Der 47-jährige gebürtige Frankfurter kutschiert bereits seit mehr als 20 Jahren Menschen durch die Stadt. Seit 2008 besitzt er ein eigenes Unternehmen. Als die Pandemie in Deutschland ankam, wussten Cakaloglu und seine Kolleg:innen nicht, was das für sie bedeuten würde. „Wir haben uns einfach an die Haltestellen gestellt und den ganzen Tag gewartet“, erinnert er sich. „Da sind zwischen zwei Fahrten oft vier bis sechs Stunden Wartezeit vergangen.“ Er selbst habe nie gedacht, dass sein Geschäft von einem Virus so schlimm getroffen werde. „Das war echt eine Überraschung.“

Die Pandemie hat die Zukunft des Taxigeschäfts ausgebremst. Zwar bekommen Cakaloglu und seine Kolleg:innen finanzielle Hilfen vom Staat – die entsprechen circa 50 bis 80 Prozent des vorherigen Gewinns –, aber das reiche nicht für den Unterhalt. „Ich kenne keinen, der keinen Kredit aufgenommen hat“, sagt er. „Das ist wirklich keine einfache Zeit.“ Für eine kleine Aufmunterung hatte immerhin die Stadt Frankfurt gesorgt: „Als die Impfzentren öffneten, gab es Taxigutscheine für Menschen über 80“, erzählt Cakaloglu. Das habe eine positive Wirkung gehabt. Sein Taxi hat er umgerüstet: Eine Trennscheibe sorgt für eine geschützte Fahrt.

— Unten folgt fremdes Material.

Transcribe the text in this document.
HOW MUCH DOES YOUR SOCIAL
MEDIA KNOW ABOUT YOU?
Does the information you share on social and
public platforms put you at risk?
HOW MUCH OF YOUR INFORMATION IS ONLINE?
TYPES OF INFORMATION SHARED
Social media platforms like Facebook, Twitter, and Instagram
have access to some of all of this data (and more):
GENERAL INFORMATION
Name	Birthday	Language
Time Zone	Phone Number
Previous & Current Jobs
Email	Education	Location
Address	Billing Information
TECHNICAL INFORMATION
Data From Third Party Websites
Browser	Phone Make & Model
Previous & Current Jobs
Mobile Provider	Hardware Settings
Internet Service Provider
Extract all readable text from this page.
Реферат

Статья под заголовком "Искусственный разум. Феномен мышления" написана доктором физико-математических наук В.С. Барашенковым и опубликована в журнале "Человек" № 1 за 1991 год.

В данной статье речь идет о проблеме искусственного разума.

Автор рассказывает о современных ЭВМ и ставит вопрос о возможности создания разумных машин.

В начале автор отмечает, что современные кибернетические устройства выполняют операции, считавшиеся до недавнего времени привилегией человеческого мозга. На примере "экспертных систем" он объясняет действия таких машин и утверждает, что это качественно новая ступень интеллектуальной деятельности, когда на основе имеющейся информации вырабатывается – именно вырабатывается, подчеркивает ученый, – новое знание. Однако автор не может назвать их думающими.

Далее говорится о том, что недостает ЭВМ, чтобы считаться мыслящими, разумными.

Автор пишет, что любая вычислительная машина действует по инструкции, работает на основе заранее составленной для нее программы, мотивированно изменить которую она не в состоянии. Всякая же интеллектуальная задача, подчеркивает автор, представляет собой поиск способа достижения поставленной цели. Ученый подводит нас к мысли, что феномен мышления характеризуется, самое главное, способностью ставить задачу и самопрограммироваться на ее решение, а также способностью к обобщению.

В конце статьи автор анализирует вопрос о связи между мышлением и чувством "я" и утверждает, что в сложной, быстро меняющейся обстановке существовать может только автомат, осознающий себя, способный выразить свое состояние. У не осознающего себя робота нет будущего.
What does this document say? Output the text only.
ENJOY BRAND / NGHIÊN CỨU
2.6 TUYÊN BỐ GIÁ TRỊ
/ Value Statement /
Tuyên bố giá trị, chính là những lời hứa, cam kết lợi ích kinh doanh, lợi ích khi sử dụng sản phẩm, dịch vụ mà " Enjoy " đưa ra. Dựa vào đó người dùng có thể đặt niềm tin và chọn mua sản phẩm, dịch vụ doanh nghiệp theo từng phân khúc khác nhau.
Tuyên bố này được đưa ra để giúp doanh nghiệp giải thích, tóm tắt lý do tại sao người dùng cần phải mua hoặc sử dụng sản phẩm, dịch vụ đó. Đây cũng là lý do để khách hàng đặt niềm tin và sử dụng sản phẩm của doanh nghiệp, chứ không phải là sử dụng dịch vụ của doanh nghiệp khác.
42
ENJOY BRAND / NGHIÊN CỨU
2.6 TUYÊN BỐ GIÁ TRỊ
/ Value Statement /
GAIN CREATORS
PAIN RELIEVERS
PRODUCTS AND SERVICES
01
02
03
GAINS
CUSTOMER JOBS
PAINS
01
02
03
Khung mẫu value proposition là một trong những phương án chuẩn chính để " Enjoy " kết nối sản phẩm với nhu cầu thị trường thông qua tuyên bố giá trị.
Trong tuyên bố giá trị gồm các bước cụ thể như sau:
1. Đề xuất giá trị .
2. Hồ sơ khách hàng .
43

Heute befördert Cakaloglu zwei bis drei Kund:innen am Tag, fünf, wenn es hochkommt. Gerade hat er ein Schulkind an der Weißfrauenschule abgeliefert; seit 2007 übernimmt er dort regelmäßig Schulfahrten, auch Kollege:innen von ihm sind vor Ort. Schulschließungen, Notbetreuung und Wechselunterricht haben es ihnen schwer gemacht. Doch: „Seit zwei drei Wochen läuft hier zum Glück alles wieder normal.“

Cakaloglus Wunsch: „Ich hoffe, dass das alte Geschäft wiederkommt.“ Er möchte selbst arbeiten und wieder ohne die staatlichen Hilfen zurechtkommen. Doch so richtig sehen kann er das noch nicht. Im Bereich der Mobilität verändert sich derzeit viel, der Trend geht hin zum Homeoffice. Keine einfache Zeit für die Branche. „Wir werden sehen“, sagt Cakaloglu. Erst einmal müssten er und seine Kolleg:innen ihre Schulden abbezahlen.